Pour des raisons de balle légère, lente et instable, qui bascule, dévie sur toute surface dure (os en particulier), et rebondit dans tous les sens, c’est le cauchemar des chirurgiens et des médecins légistes, sa disponibilité après-guerre l’ayant mis à la disposition de tous, et donc au premier rang des faits divers. Si elle inquiète toujours c’est aussi face à la pensée « survivaliste », asociale si on veut, où là, loin d’être le jouet évoqué plus haut quand on se la faisait offrir par le tonton sympa (et souvent chasseur) pour sa première communion, c’est un véritable chef d’œuvre logistique. Oubliez, autre paria de la sphère administrative, le fusil à pompe, peut-être plus dissuasif au premier abord, mais avec lequel vous n’irez pas bien loin dans la Nature vu le poids et l’encombrement des munitions. Dans le rapport poids-puissance d’arrêt-volume elle est imbattable vous pourrez en emmener après l’apocalypse, presque un bon millier contre seulement une cinquantaine de chevrotines ! C’est d’ailleurs ce qui explique les « achats-panique » connus aux USA en temps de crises (fusillades de masse, émeutes, etc.), la marge faible faisant fermer en priorité ses chaînes de fabrication. Tout le monde se rue alors dans les supermarchés pour se jeter dans l’effet « brique » pour les mauvais jours…

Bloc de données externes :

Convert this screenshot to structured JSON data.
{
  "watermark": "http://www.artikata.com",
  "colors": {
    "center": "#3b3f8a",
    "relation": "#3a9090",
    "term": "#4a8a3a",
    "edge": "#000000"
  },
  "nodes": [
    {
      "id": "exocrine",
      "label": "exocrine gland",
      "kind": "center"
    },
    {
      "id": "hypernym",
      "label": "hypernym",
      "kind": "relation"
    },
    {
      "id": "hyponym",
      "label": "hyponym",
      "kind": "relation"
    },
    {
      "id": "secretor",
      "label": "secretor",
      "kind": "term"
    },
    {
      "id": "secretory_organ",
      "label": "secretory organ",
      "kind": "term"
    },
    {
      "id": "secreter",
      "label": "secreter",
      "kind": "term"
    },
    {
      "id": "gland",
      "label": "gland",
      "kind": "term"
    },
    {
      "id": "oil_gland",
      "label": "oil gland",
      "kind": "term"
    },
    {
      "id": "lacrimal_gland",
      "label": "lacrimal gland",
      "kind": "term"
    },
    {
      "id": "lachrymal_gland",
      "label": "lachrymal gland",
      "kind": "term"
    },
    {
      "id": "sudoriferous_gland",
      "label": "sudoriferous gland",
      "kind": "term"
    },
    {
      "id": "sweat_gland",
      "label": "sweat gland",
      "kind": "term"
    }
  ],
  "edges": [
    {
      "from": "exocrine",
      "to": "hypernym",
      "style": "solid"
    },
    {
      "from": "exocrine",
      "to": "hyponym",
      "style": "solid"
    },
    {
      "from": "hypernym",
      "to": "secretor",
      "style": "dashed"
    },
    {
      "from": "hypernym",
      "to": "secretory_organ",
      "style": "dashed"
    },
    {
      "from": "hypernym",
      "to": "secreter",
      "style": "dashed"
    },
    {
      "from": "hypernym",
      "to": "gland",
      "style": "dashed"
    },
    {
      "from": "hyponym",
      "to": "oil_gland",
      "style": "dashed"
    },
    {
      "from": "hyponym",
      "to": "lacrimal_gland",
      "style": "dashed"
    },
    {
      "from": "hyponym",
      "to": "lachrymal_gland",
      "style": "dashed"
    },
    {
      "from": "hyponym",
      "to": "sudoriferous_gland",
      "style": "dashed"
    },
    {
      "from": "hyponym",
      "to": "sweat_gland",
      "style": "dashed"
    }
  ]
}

Par chez nous où il est impensable d’accéder à l’arme de poing, le canon long fait une énorme différence sur cette munition où, par chance, l’industrie européenne (5) est encore très forte en rapport de production de qualité et nous fait donc ignorer les problèmes de pénurie précités. Comme pour le sanglier, seuls le fléau des ESOD (autrefois nuisibles) dont plus grand monde ne s’occupe de nos jours (6) semble vouloir amener un once d’assouplissement pour son emploi, dans le cadre bien sûr de tous les facteurs qu’on vient d’évoquer.

1/ Le contexte international semble remettre au goût du jour le « service » aboli en 1996.

2/ Voir archive Bella Twin du 1 novembre 2020 pour les ours ; en Afrique, on cite le cas d’un éléphant qui piétinant des plates-bandes tué, par accident, en lui tirant dans le « c..l » pour le faire s’enfuir pensant que ça ne serait pour lui guère plus qu’une piqûre d’insecte !

3/ Voir archive du 5 novembre 2017.

4/ Voir archive du 10 février 2021.

5/ Voir archive du 8 décembre 2025.

6/ Pour opérer depuis des lustres comme dirigeant d’une diane communale, il n’y a quasiment plus de piégeurs et de « déterreurs » comme autrefois.